Parliament contains parties, which are groups of MPs with a (fairly) common ideology. Thanks to MMP, we have a range of ideologies which are proportionately represented.

This is of course a distillation of popular opinion. There are policy areas where parliament is not aligned at all to popular opinion - but that's often because people don't see them as important in choosing who to vote for.

It would be interesting to have conducted a issues based opinion survey on the Ontario group to look at this and compared it with a randomly selected group and with the Ontario parliament to see which was better aligned.

But I don't see any reason why a (partly) self-selected group should be any more representative of popular opinion than elected MPs?

Posted by Rich : 6/19/2007 02:52:00 PM

The other thing I'd be interested to know is what percentage of the jury were political party members/activists - compared to the general population?

Posted by Rich : 6/19/2007 02:58:00 PM

Surely this model as described by Rish would mean that the unemployed and the underemployed would be over-represented?

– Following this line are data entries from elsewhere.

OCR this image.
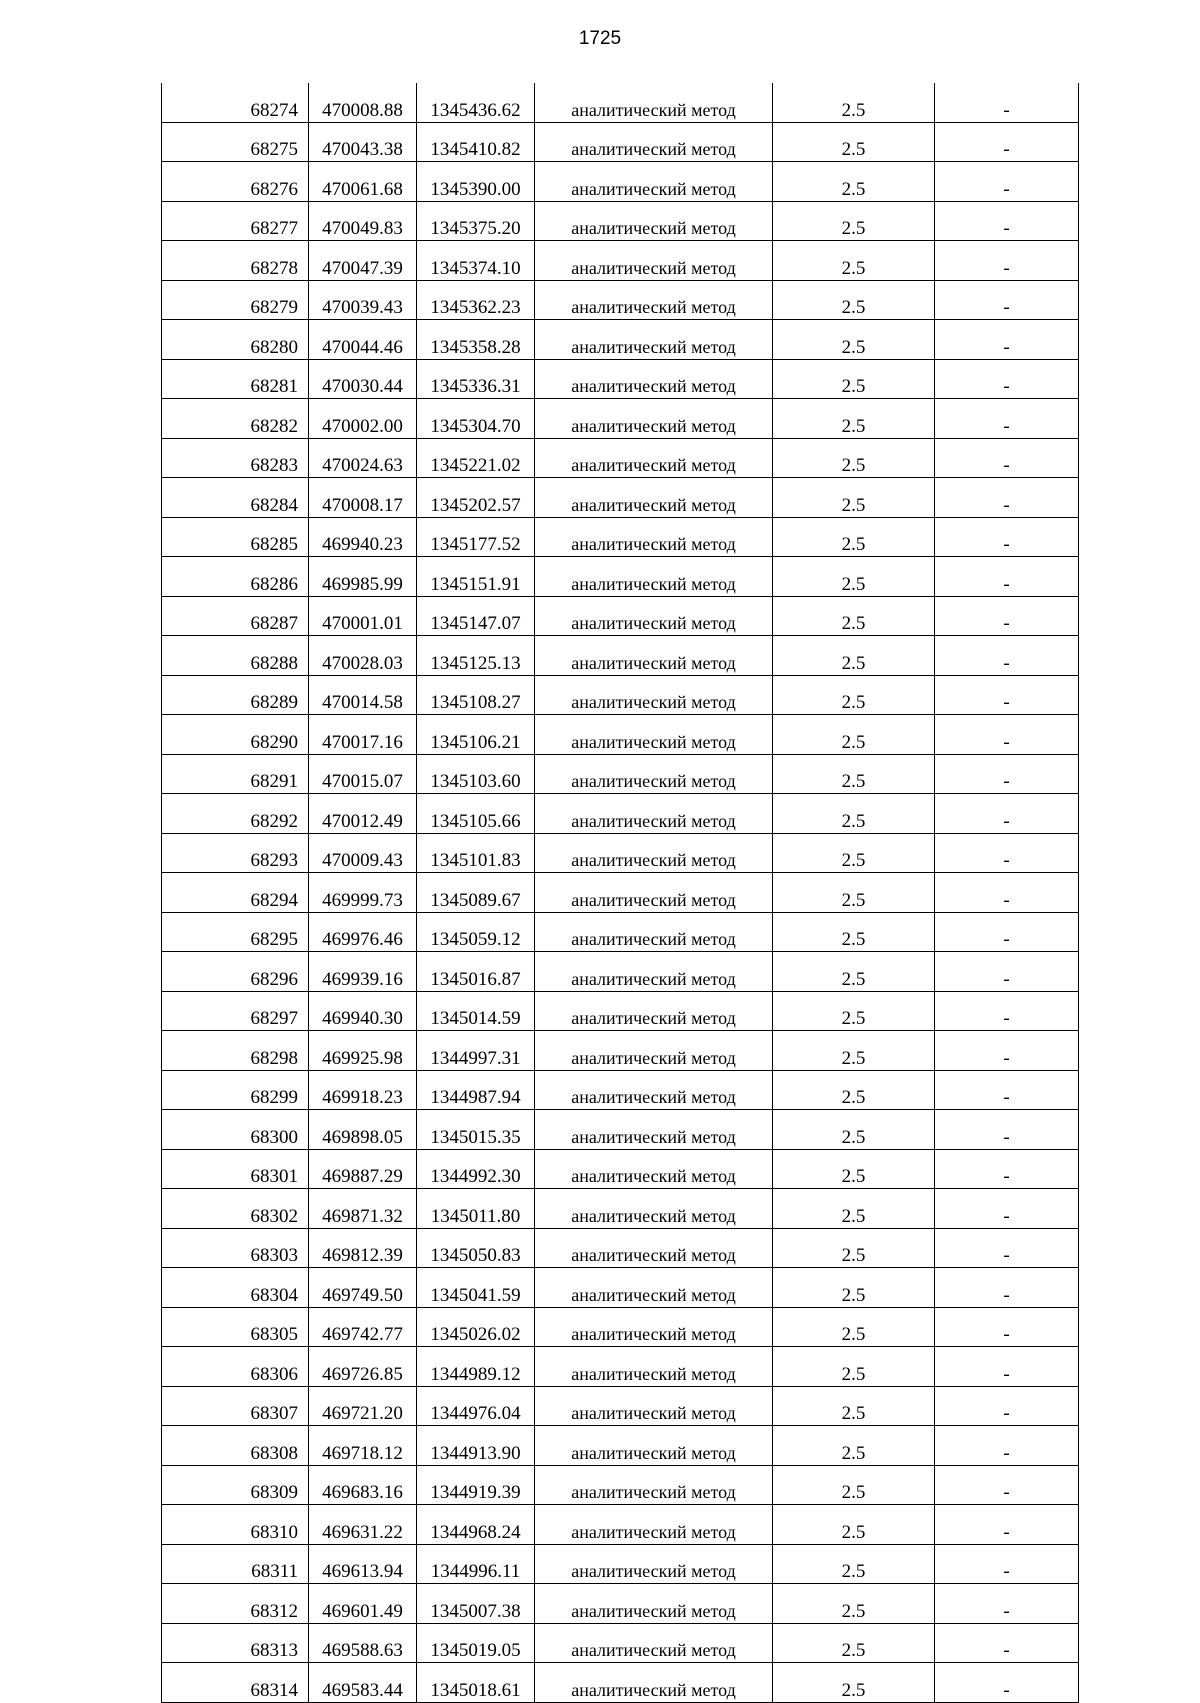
1725
68274	470008.88	1345436.62	аналитический метод	2.5	-
68275	470043.38	1345410.82	аналитический метод	2.5	-
68276	470061.68	1345390.00	аналитический метод	2.5	-
68277	470049.83	1345375.20	аналитический метод	2.5	-
68278	470047.39	1345374.10	аналитический метод	2.5	-
68279	470039.43	1345362.23	аналитический метод	2.5	-
68280	470044.46	1345358.28	аналитический метод	2.5	-
68281	470030.44	1345336.31	аналитический метод	2.5	-
68282	470002.00	1345304.70	аналитический метод	2.5	-
68283	470024.63	1345221.02	аналитический метод	2.5	-
68284	470008.17	1345202.57	аналитический метод	2.5	-
68285	469940.23	1345177.52	аналитический метод	2.5	-
68286	469985.99	1345151.91	аналитический метод	2.5	-
68287	470001.01	1345147.07	аналитический метод	2.5	-
68288	470028.03	1345125.13	аналитический метод	2.5	-
68289	470014.58	1345108.27	аналитический метод	2.5	-
68290	470017.16	1345106.21	аналитический метод	2.5	-
68291	470015.07	1345103.60	аналитический метод	2.5	-
68292	470012.49	1345105.66	аналитический метод	2.5	-
68293	470009.43	1345101.83	аналитический метод	2.5	-
68294	469999.73	1345089.67	аналитический метод	2.5	-
68295	469976.46	1345059.12	аналитический метод	2.5	-
68296	469939.16	1345016.87	аналитический метод	2.5	-
68297	469940.30	1345014.59	аналитический метод	2.5	-
68298	469925.98	1344997.31	аналитический метод	2.5	-
68299	469918.23	1344987.94	аналитический метод	2.5	-
68300	469898.05	1345015.35	аналитический метод	2.5	-
68301	469887.29	1344992.30	аналитический метод	2.5	-
68302	469871.32	1345011.80	аналитический метод	2.5	-
68303	469812.39	1345050.83	аналитический метод	2.5	-
68304	469749.50	1345041.59	аналитический метод	2.5	-
68305	469742.77	1345026.02	аналитический метод	2.5	-
68306	469726.85	1344989.12	аналитический метод	2.5	-
68307	469721.20	1344976.04	аналитический метод	2.5	-
68308	469718.12	1344913.90	аналитический метод	2.5	-
68309	469683.16	1344919.39	аналитический метод	2.5	-
68310	469631.22	1344968.24	аналитический метод	2.5	-
68311	469613.94	1344996.11	аналитический метод	2.5	-
68312	469601.49	1345007.38	аналитический метод	2.5	-
68313	469588.63	1345019.05	аналитический метод	2.5	-
68314	469583.44	1345018.61	аналитический метод	2.5	-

Posted by Anonymous : 6/20/2007 03:21:00 AM

I take issue with the definition of "citizens jury" vs "Citizens Assembly"
In my mind the terms should be kept separate as they both have separate places in a democracy.

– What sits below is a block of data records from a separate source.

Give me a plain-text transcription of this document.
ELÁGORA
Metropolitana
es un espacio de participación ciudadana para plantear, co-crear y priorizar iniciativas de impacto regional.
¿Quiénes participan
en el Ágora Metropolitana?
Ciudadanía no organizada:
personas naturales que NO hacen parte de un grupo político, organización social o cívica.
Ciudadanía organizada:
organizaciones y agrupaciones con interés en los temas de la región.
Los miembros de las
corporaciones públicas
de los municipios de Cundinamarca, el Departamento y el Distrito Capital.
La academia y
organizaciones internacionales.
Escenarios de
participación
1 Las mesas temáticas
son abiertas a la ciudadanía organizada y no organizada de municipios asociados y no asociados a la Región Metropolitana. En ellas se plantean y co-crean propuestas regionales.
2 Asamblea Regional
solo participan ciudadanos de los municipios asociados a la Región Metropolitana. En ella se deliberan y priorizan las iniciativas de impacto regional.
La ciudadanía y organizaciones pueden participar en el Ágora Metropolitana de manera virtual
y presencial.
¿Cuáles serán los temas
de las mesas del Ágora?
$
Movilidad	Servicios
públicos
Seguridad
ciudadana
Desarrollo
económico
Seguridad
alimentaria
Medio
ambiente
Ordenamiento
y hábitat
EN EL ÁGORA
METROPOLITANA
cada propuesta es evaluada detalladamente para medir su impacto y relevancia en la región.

I propose an alternate definition
While both are large(ish) (50-300 people), and are selected at random from the citizens
I would argue that a "citizens jury' would keep the limitation of a traditional court room Jury.
ie. They Can debate an issue, reason, and weigh evidence but in the end they will simply pronounce judgement on somebody else's decision.
While a "Citizens Assembly" would be able to have choose from all available options and refine via deliberation any options it considered worthy.
I would say a good place for a "Citizens Jury" in a democracy is as replacement for the upper house in most bicameral legislatures. Replacing the Senate with a different group of random citizens on each piece of legislature, and allowing them to "Judge" if the legislature needs to be rejected or not.
Where as a "Citizens Assembly" is more useful for informed consultations.

An Example of a question that would go to a "citizens jury" would be :
Do we want to put the next Dump in Carp?

And Example of a Question that might go to a "Citizens Assembly" would be
Where do we want to put the next Dump?